Tumors, blood artery abnormalities, and nerve disorders can all benefit from Gamma Knife radiosurgery.

 

Outlook

Neurofibromatosis Outlook

The prognosis for these individuals is bleak. When cancers are discovered too late, the results are bad and the quality of life suffers.

 

Conclusion

Neurofibromatosis type 2

NF2 is a hereditary disease. The diagnosis is most prevalent in childhood and early adulthood (20–30 years); however, it can be made earlier. A bilateral vestibular schwannoma or an acoustic neuroma, which causes unilateral hearing loss, can be used to diagnose NF2.

If a patient does not match this requirement for diagnosis, they must have a family history of NF2, as well as a unilateral vestibular schwannoma and additional related tumors (cranial meningioma, cranial nerve schwannoma, spinal meningioma, spinal ependymomas, peripheral nerve tumor, spinal schwannoma, subcutaneous tumor, skin plaque).

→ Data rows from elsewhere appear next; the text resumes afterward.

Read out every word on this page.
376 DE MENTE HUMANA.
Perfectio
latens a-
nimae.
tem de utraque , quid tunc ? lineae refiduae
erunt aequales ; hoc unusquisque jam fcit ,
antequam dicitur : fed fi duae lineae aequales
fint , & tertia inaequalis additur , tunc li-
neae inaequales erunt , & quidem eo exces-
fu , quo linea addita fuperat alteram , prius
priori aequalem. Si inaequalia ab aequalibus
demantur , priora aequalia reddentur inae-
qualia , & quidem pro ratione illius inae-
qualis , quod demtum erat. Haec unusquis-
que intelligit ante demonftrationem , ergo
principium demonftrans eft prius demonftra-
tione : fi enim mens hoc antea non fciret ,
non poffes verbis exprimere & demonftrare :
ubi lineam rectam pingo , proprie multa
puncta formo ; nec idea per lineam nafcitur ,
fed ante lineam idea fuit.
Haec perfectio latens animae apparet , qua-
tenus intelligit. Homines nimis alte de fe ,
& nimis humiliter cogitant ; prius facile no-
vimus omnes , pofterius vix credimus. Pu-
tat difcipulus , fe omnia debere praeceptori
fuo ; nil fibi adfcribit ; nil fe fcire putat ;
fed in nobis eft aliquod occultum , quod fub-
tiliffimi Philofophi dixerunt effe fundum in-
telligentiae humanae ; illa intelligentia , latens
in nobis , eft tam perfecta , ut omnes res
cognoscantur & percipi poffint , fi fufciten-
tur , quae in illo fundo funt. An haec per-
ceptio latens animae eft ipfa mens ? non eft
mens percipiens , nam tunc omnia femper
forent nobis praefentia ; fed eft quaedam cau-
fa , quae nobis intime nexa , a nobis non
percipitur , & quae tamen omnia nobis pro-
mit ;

Having said that, more than half of all NF2 patients have no family history of the disease. Peripheral neuropathy, or damage to the peripheral nerves, which commonly causes weakness, numbness, and discomfort in the hands and feet, may also lead to a diagnosis of NF2. NF2 can produce comparable symptoms in children, however it is more commonly associated with "visual abnormalities (cataracts, hamartomas), skin tumors, mononeuropathhy (facial paresis, drop foot), symptomatic spinal cord tumors, or non-vestibular intracranial tumors."

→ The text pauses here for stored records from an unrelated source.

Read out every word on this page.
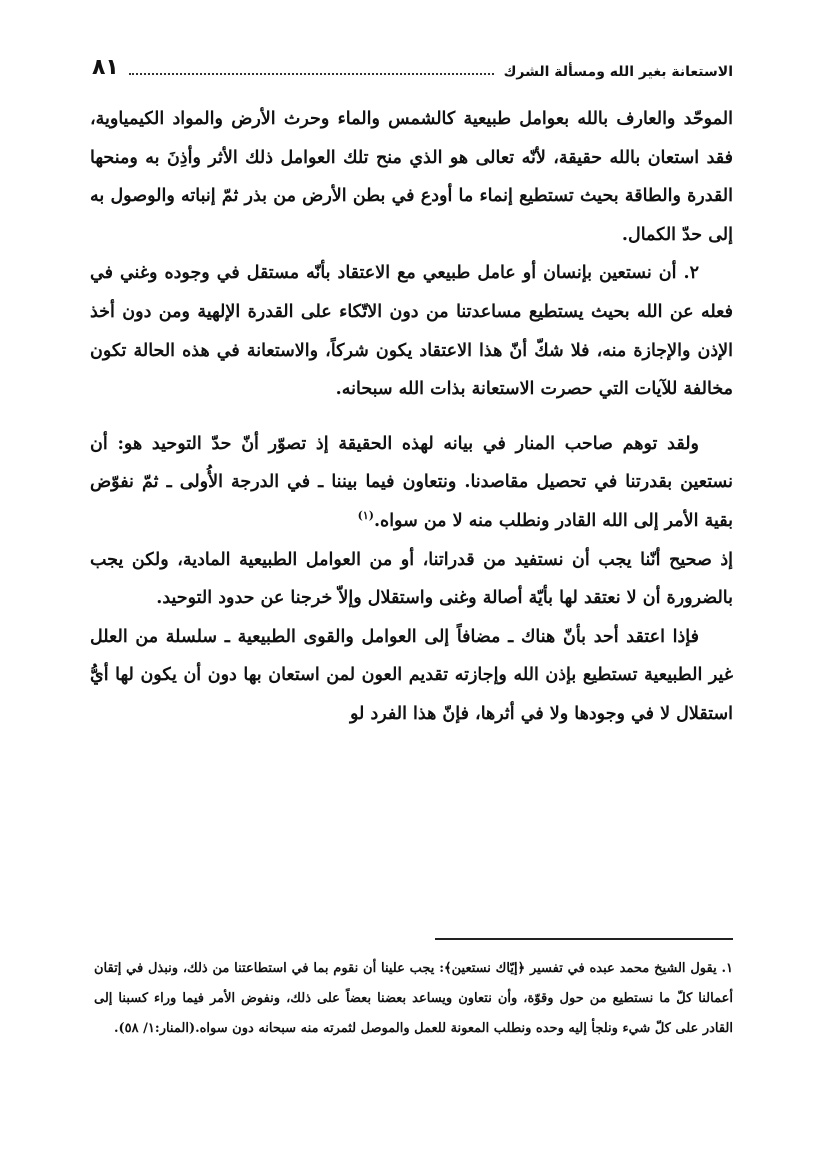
الاستعانة بغير الله ومسألة الشرك
٨١

الموحّد والعارف بالله بعوامل طبيعية كالشمس والماء وحرث الأرض والمواد الكيمياوية، فقد استعان بالله حقيقة، لأنّه تعالى هو الذي منح تلك العوامل ذلك الأثر وأذِنَ به ومنحها القدرة والطاقة بحيث تستطيع إنماء ما أودع في بطن الأرض من بذر ثمّ إنباته والوصول به إلى حدّ الكمال.

٢. أن نستعين بإنسان أو عامل طبيعي مع الاعتقاد بأنّه مستقل في وجوده وغني في فعله عن الله بحيث يستطيع مساعدتنا من دون الاتّكاء على القدرة الإلهية ومن دون أخذ الإذن والإجازة منه، فلا شكّ أنّ هذا الاعتقاد يكون شركاً، والاستعانة في هذه الحالة تكون مخالفة للآيات التي حصرت الاستعانة بذات الله سبحانه.

ولقد توهم صاحب المنار في بيانه لهذه الحقيقة إذ تصوّر أنّ حدّ التوحيد هو: أن نستعين بقدرتنا في تحصيل مقاصدنا. ونتعاون فيما بيننا ـ في الدرجة الأُولى ـ ثمّ نفوّض بقية الأمر إلى الله القادر ونطلب منه لا من سواه.$^{(١)}$

إذ صحيح أنّنا يجب أن نستفيد من قدراتنا، أو من العوامل الطبيعية المادية، ولكن يجب بالضرورة أن لا نعتقد لها بأيّة أصالة وغنى واستقلال وإلاّ خرجنا عن حدود التوحيد.

فإذا اعتقد أحد بأنّ هناك ـ مضافاً إلى العوامل والقوى الطبيعية ـ سلسلة من العلل غير الطبيعية تستطيع بإذن الله وإجازته تقديم العون لمن استعان بها دون أن يكون لها أيُّ استقلال لا في وجودها ولا في أثرها، فإنّ هذا الفرد لو

١. يقول الشيخ محمد عبده في تفسير ﴿إيّاك نستعين﴾: يجب علينا أن نقوم بما في استطاعتنا من ذلك، ونبذل في إتقان أعمالنا كلّ ما نستطيع من حول وقوّة، وأن نتعاون ويساعد بعضنا بعضاً على ذلك، ونفوض الأمر فيما وراء كسبنا إلى القادر على كلّ شيء ونلجأ إليه وحده ونطلب المعونة للعمل والموصل لثمرته منه سبحانه دون سواه.(المنار:١/ ٥٨).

There is currently no treatment for NF2. Treatment include frequent monitoring and resolving any issues that arise.

Most tumors may be removed surgically, albeit there is a risk of complications such as total hearing or facial paralysis. As a result, the dangers and possible benefits must be carefully assessed before to therapy.

Most patients with NF2 ultimately have considerable hearing loss, and using a hearing aid or learning to lip read can help. To enhance a person's hearing, special implants are occasionally implanted.

NF2 tends to worsen with time, albeit the rate at which this occurs varies greatly. However, the majority of persons with NF2 eventually lose their hearing, and some require a wheelchair or other form of mobility aid.